What is a screening test?
A screening test is a test that is supposed to detect a disease in the general population when it doesn’t cause any symptoms.
For it to be worthwhile to test the whole population, it needs to be a reasonably common disease. Otherwise, it makes finding a needle in a haystack look easy.
The test has to be relatively inexpensive, and not cause any risk to an otherwise healthy population.
It has to be sensitive enough that it can detect most people who have the disease.
And it has to be specific enough to be able to accurately find disease and not find harmless things that look like disease.
There needs to be a cure for the disease that is being diagnosed; if not, it doesn’t do the patient any good.
And it needs to be cost effective. If it is prohibitively expensive, it cannot be used routinely in the whole population.
Very few tests have fulfilled all these criteria.
Mammograms
have fulfilled all these criteria, because Breast Cancer is a common disease, can be detected in a curable state and don’t in themselves cause harm. There has been controversy in the age at which screening begins, because the sensitivity (ability of the test to detect real disease) has been debated in the age group of 40-50 years. Some organizations think that mammograms detect disease more accurately after the age of 50, others think that they can detect it accurately enough after age 40.
Pap Smears
have been proven to detect Cervical Cancer early, as well as pre cancer lesions, when they can be effectively eradicated by local treatments, which are minimally invasive. They need to be done annually throughout early adulthood through middle age. After that, they can be done every three years, if the woman has 3 normal tests and has only one steady sexual partner.
Colonoscopy
detects early stage colon cancer, or polyps which might turn into cancer. In people not at high risk from bowel diseases or family history, screening begins after 50, and continues every 3, 5 or 10 years, depending on what is found. People are strangely reluctant to have this test, even women who have had breast cancer diagnosed by a mammogram and know the value of a screening test. It’s not a difficult test. A day and a half of cleansing, and sedation during the test, and you are done. It’s worth it.
PSA
is a blood test for prostate cancer, that has been used, but not well established in saving lives by using regularly in the general population. It is unclear that treating all prostate cancer at an early stage saves lives, i.e. causes less deaths directly from prostate cancer. On the other hand, all prostate cancer treatment causes side effects. That issue is still being hashed out. I have asked several leading Prostate Cancer experts who are men, whether they do a PSA on themselves, and the answer has been mostly “no”. We will come back to this issue in the future.
CA 125
is another blood test that is touted by women’s magazines to be THE screening test for ovarian cancer. It is not. It is falsely increased for any non cancer event going on in the abdomen; this leads to unnecessary anxiety and invasive procedures. It is a useful test to follow the course of diagnosed disease, not as a screening test.
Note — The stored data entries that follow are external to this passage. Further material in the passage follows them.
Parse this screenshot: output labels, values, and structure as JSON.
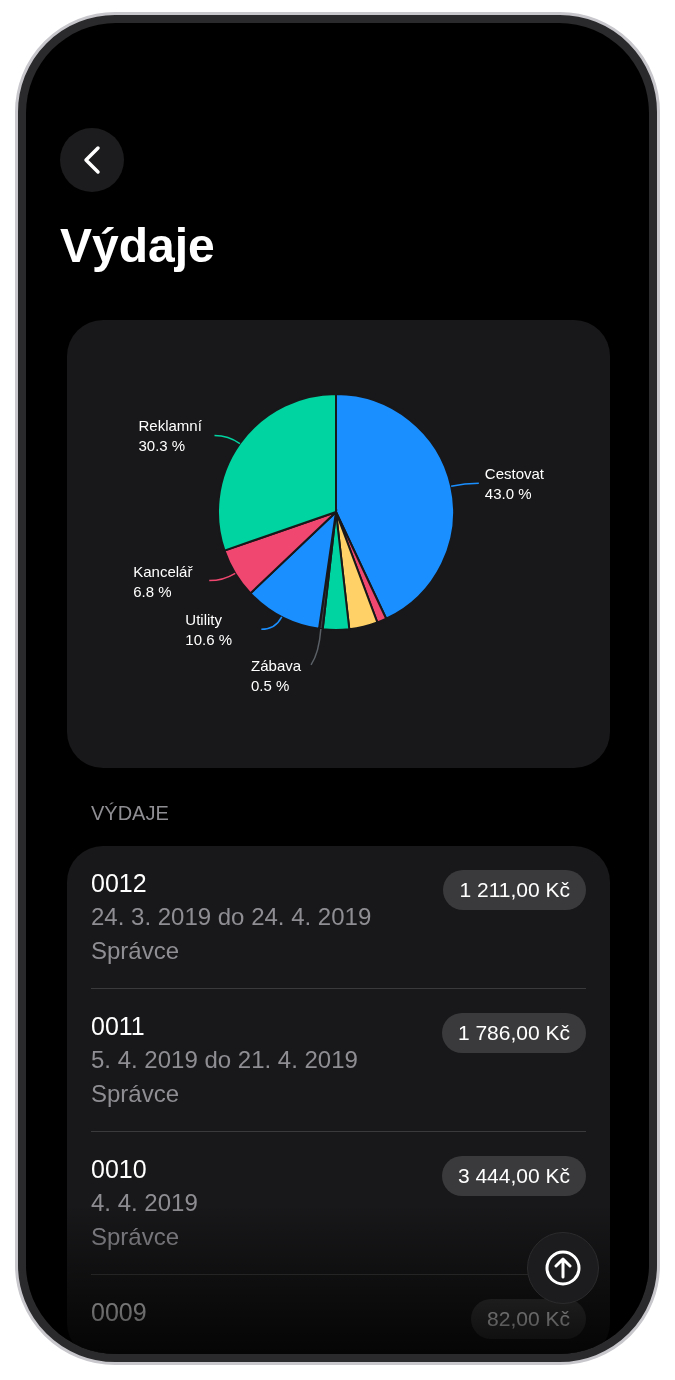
{
  "header": {
    "title": "Výdaje"
  },
  "chart": {
    "chart_data": {
      "type": "pie",
      "categories": [
        "Cestovat",
        null,
        null,
        null,
        "Zábava",
        "Utility",
        "Kancelář",
        "Reklamní"
      ],
      "values": [
        43.0,
        1.3,
        3.9,
        3.6,
        0.5,
        10.6,
        6.8,
        30.3
      ],
      "colors": [
        "#1a8fff",
        "#ef476f",
        "#ffd166",
        "#00d4a0",
        "#3a3f44",
        "#1a8fff",
        "#ef476f",
        "#00d4a0"
      ],
      "value_labels": [
        "43.0 %",
        null,
        null,
        null,
        "0.5 %",
        "10.6 %",
        "6.8 %",
        "30.3 %"
      ]
    }
  },
  "section_header": "VÝDAJE",
  "expenses": [
    {
      "number": "0012",
      "dates": "24. 3. 2019 do 24. 4. 2019",
      "owner": "Správce",
      "amount": "1 211,00 Kč"
    },
    {
      "number": "0011",
      "dates": "5. 4. 2019 do 21. 4. 2019",
      "owner": "Správce",
      "amount": "1 786,00 Kč"
    },
    {
      "number": "0010",
      "dates": "4. 4. 2019",
      "owner": "Správce",
      "amount": "3 444,00 Kč"
    },
    {
      "number": "0009",
      "amount": "82,00 Kč"
    }
  ]
}
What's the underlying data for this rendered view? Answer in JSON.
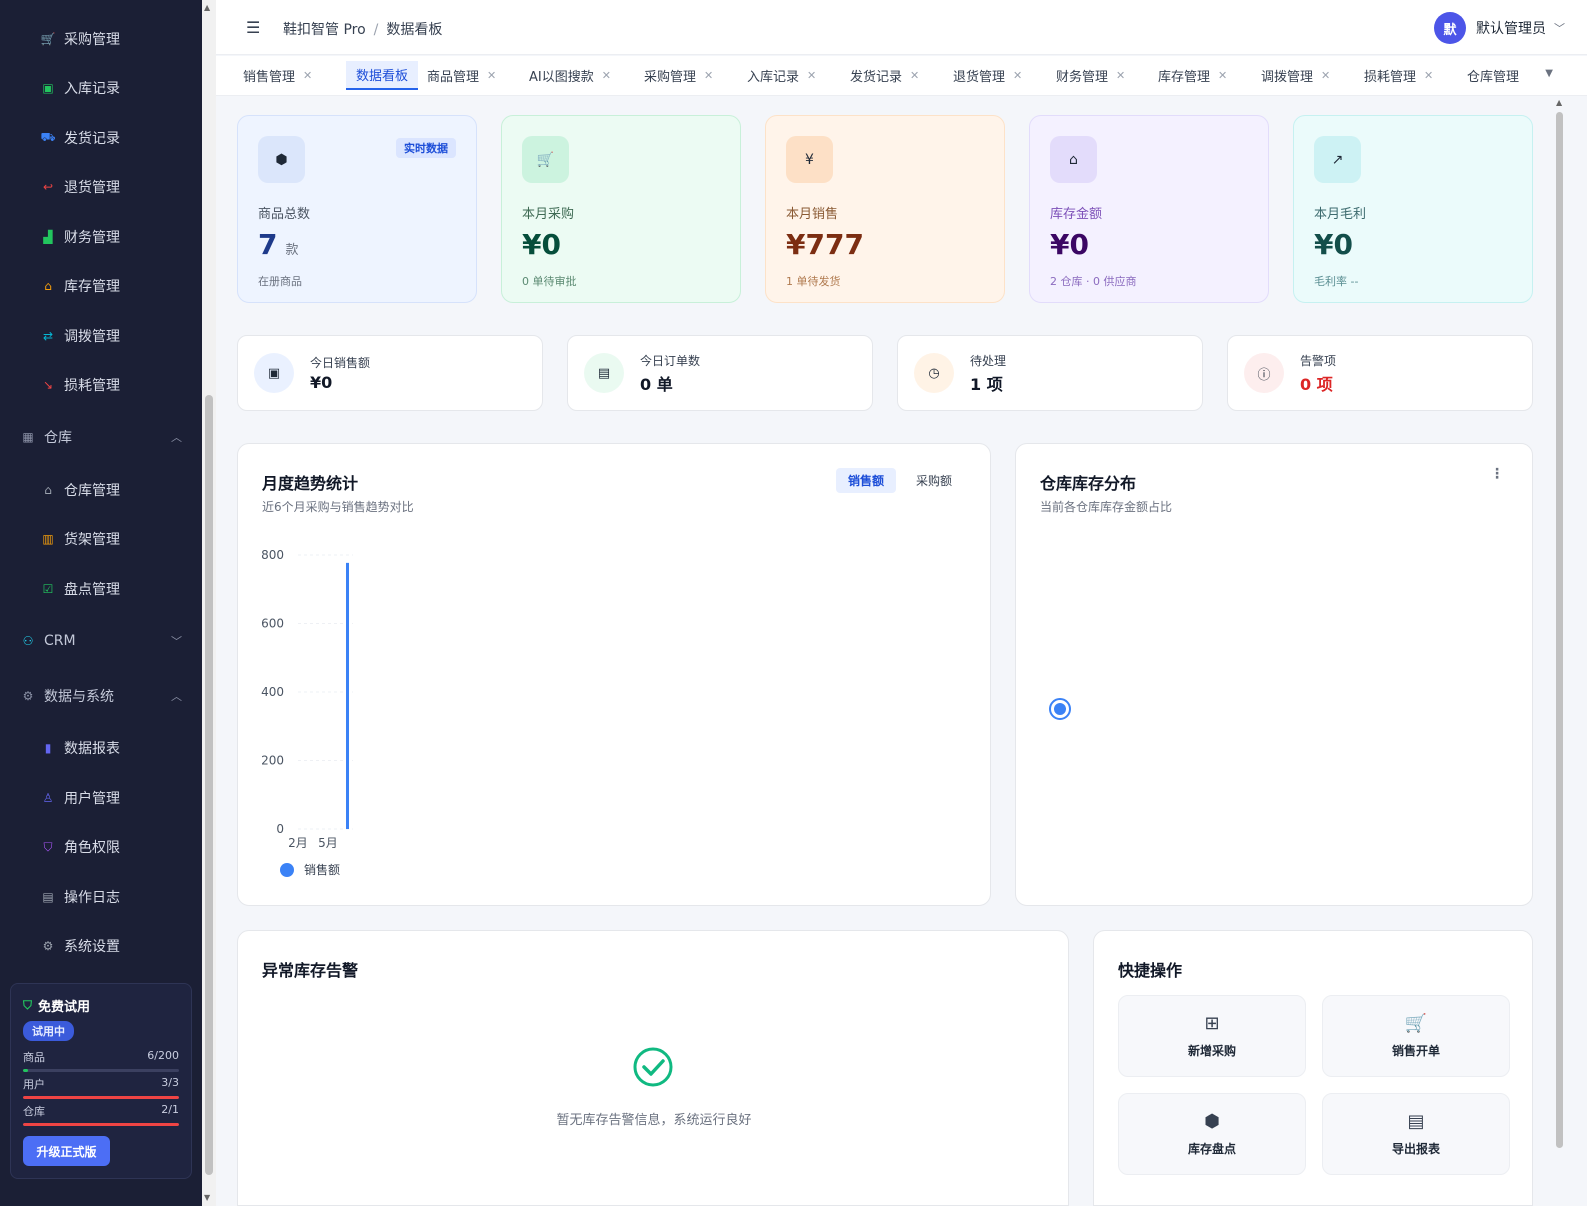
{
  "sidebar": {
    "items": [
      {
        "label": "采购管理",
        "icon": "cart-icon",
        "color": "#f59e0b"
      },
      {
        "label": "入库记录",
        "icon": "inbox-icon",
        "color": "#22c55e"
      },
      {
        "label": "发货记录",
        "icon": "truck-icon",
        "color": "#3b82f6"
      },
      {
        "label": "退货管理",
        "icon": "return-icon",
        "color": "#ef4444"
      },
      {
        "label": "财务管理",
        "icon": "finance-icon",
        "color": "#22c55e"
      },
      {
        "label": "库存管理",
        "icon": "warehouse-icon",
        "color": "#f59e0b"
      },
      {
        "label": "调拨管理",
        "icon": "transfer-icon",
        "color": "#06b6d4"
      },
      {
        "label": "损耗管理",
        "icon": "trend-down-icon",
        "color": "#ef4444"
      }
    ],
    "group_warehouse": "仓库",
    "warehouse_items": [
      {
        "label": "仓库管理",
        "icon": "warehouse-icon",
        "color": "#9ca3af"
      },
      {
        "label": "货架管理",
        "icon": "shelf-icon",
        "color": "#f59e0b"
      },
      {
        "label": "盘点管理",
        "icon": "clipboard-check-icon",
        "color": "#22c55e"
      }
    ],
    "group_crm": "CRM",
    "group_data": "数据与系统",
    "data_items": [
      {
        "label": "数据报表",
        "icon": "bar-chart-icon",
        "color": "#6366f1"
      },
      {
        "label": "用户管理",
        "icon": "user-icon",
        "color": "#6366f1"
      },
      {
        "label": "角色权限",
        "icon": "shield-user-icon",
        "color": "#a855f7"
      },
      {
        "label": "操作日志",
        "icon": "log-icon",
        "color": "#9ca3af"
      },
      {
        "label": "系统设置",
        "icon": "gear-icon",
        "color": "#9ca3af"
      }
    ],
    "trial": {
      "title": "免费试用",
      "badge": "试用中",
      "quotas": [
        {
          "label": "商品",
          "value": "6/200",
          "ratio": 0.03,
          "color": "#22c55e"
        },
        {
          "label": "用户",
          "value": "3/3",
          "ratio": 1.0,
          "color": "#ef4444"
        },
        {
          "label": "仓库",
          "value": "2/1",
          "ratio": 1.0,
          "color": "#ef4444"
        }
      ],
      "upgrade": "升级正式版"
    }
  },
  "header": {
    "app": "鞋扣智管 Pro",
    "sep": "/",
    "page": "数据看板",
    "avatar": "默",
    "user": "默认管理员"
  },
  "tabs": [
    {
      "label": "销售管理",
      "closable": true
    },
    {
      "label": "数据看板",
      "closable": false,
      "active": true
    },
    {
      "label": "商品管理",
      "closable": true
    },
    {
      "label": "AI以图搜款",
      "closable": true
    },
    {
      "label": "采购管理",
      "closable": true
    },
    {
      "label": "入库记录",
      "closable": true
    },
    {
      "label": "发货记录",
      "closable": true
    },
    {
      "label": "退货管理",
      "closable": true
    },
    {
      "label": "财务管理",
      "closable": true
    },
    {
      "label": "库存管理",
      "closable": true
    },
    {
      "label": "调拨管理",
      "closable": true
    },
    {
      "label": "损耗管理",
      "closable": true
    },
    {
      "label": "仓库管理",
      "closable": false
    }
  ],
  "stats": [
    {
      "label": "商品总数",
      "value": "7",
      "unit": "款",
      "sub": "在册商品",
      "tag": "实时数据",
      "icon": "cube-icon",
      "glyph": "⬢",
      "bg": "#eef4ff",
      "border": "#d6e2fb",
      "iconbg": "#dbe6fb",
      "labelColor": "#4b5563",
      "valColor": "#1e3a8a",
      "subColor": "#6b7280"
    },
    {
      "label": "本月采购",
      "value": "¥0",
      "unit": "",
      "sub": "0 单待审批",
      "tag": "",
      "icon": "cart-icon",
      "glyph": "🛒",
      "bg": "#ecfbf3",
      "border": "#c8f0d9",
      "iconbg": "#ccf3df",
      "labelColor": "#3f6b54",
      "valColor": "#064e3b",
      "subColor": "#5b8a72"
    },
    {
      "label": "本月销售",
      "value": "¥777",
      "unit": "",
      "sub": "1 单待发货",
      "tag": "",
      "icon": "yen-icon",
      "glyph": "¥",
      "bg": "#fff4ea",
      "border": "#fde2c8",
      "iconbg": "#fde0c6",
      "labelColor": "#8a5a34",
      "valColor": "#7c2d12",
      "subColor": "#b07a4f"
    },
    {
      "label": "库存金额",
      "value": "¥0",
      "unit": "",
      "sub": "2 仓库 · 0 供应商",
      "tag": "",
      "icon": "warehouse-icon",
      "glyph": "⌂",
      "bg": "#f4f1ff",
      "border": "#e2dcfb",
      "iconbg": "#e3dcfb",
      "labelColor": "#7c4fb8",
      "valColor": "#3b0764",
      "subColor": "#8b6bbf"
    },
    {
      "label": "本月毛利",
      "value": "¥0",
      "unit": "",
      "sub": "毛利率 --",
      "tag": "",
      "icon": "trend-up-icon",
      "glyph": "↗",
      "bg": "#ebfbfb",
      "border": "#c6f1f1",
      "iconbg": "#cdf2f4",
      "labelColor": "#3d6b6f",
      "valColor": "#134e4a",
      "subColor": "#5a8e92"
    }
  ],
  "minis": [
    {
      "label": "今日销售额",
      "value": "¥0",
      "icon": "cash-icon",
      "glyph": "▣",
      "iconbg": "#eaf1ff",
      "valColor": "#111827"
    },
    {
      "label": "今日订单数",
      "value": "0 单",
      "icon": "document-icon",
      "glyph": "▤",
      "iconbg": "#eafaf1",
      "valColor": "#111827"
    },
    {
      "label": "待处理",
      "value": "1 项",
      "icon": "clock-icon",
      "glyph": "◷",
      "iconbg": "#fff3e6",
      "valColor": "#111827"
    },
    {
      "label": "告警项",
      "value": "0 项",
      "icon": "alert-icon",
      "glyph": "ⓘ",
      "iconbg": "#fdeeee",
      "valColor": "#dc2626"
    }
  ],
  "trend": {
    "title": "月度趋势统计",
    "subtitle": "近6个月采购与销售趋势对比",
    "toggle": [
      "销售额",
      "采购额"
    ],
    "active_toggle": 0,
    "legend": "销售额"
  },
  "chart_data": {
    "type": "bar",
    "categories": [
      "2月",
      "5月"
    ],
    "series": [
      {
        "name": "销售额",
        "values": [
          0,
          777
        ]
      }
    ],
    "ylim": [
      0,
      800
    ],
    "yticks": [
      0,
      200,
      400,
      600,
      800
    ],
    "grid": true,
    "legend": "bottom-left",
    "color": "#3b82f6"
  },
  "distribution": {
    "title": "仓库库存分布",
    "subtitle": "当前各仓库库存金额占比"
  },
  "alerts": {
    "title": "异常库存告警",
    "empty": "暂无库存告警信息，系统运行良好"
  },
  "quick": {
    "title": "快捷操作",
    "items": [
      {
        "label": "新增采购",
        "icon": "plus-square-icon",
        "glyph": "⊞"
      },
      {
        "label": "销售开单",
        "icon": "cart-plus-icon",
        "glyph": "🛒"
      },
      {
        "label": "库存盘点",
        "icon": "box-icon",
        "glyph": "⬢"
      },
      {
        "label": "导出报表",
        "icon": "file-chart-icon",
        "glyph": "▤"
      }
    ]
  }
}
Other tumor markers are useful to follow the course of the disease, once it is diagnosed. Not for initial diagnosis.
The newest finding that is being evaluated is the low dose CT scan of the chest, in the high risk population. We know that smokers get lung cancer at higher rates than non smokers. But how do we effectively screen and how often do we do the screen, to pick up lung cancers early enough to treat, without having to biopsy every shadow that shows up? And without subjecting the large population of smokers to unnecessary amounts of radiation from regular CT scans. A recent study has shown some survival benefit to a new technique of low dose CT scans, which are only used for screening.
There have been fads that prey on people’s vulnerability: whole body CT scans, or other unproven screening procedures. So you get your whole body scan this year, and it didn’t show anything. Will you repeat it every year? For how long? How about the radiation exposure that it will accumulate? We do not recommend these.
We hope we will have more to add to this list in the future.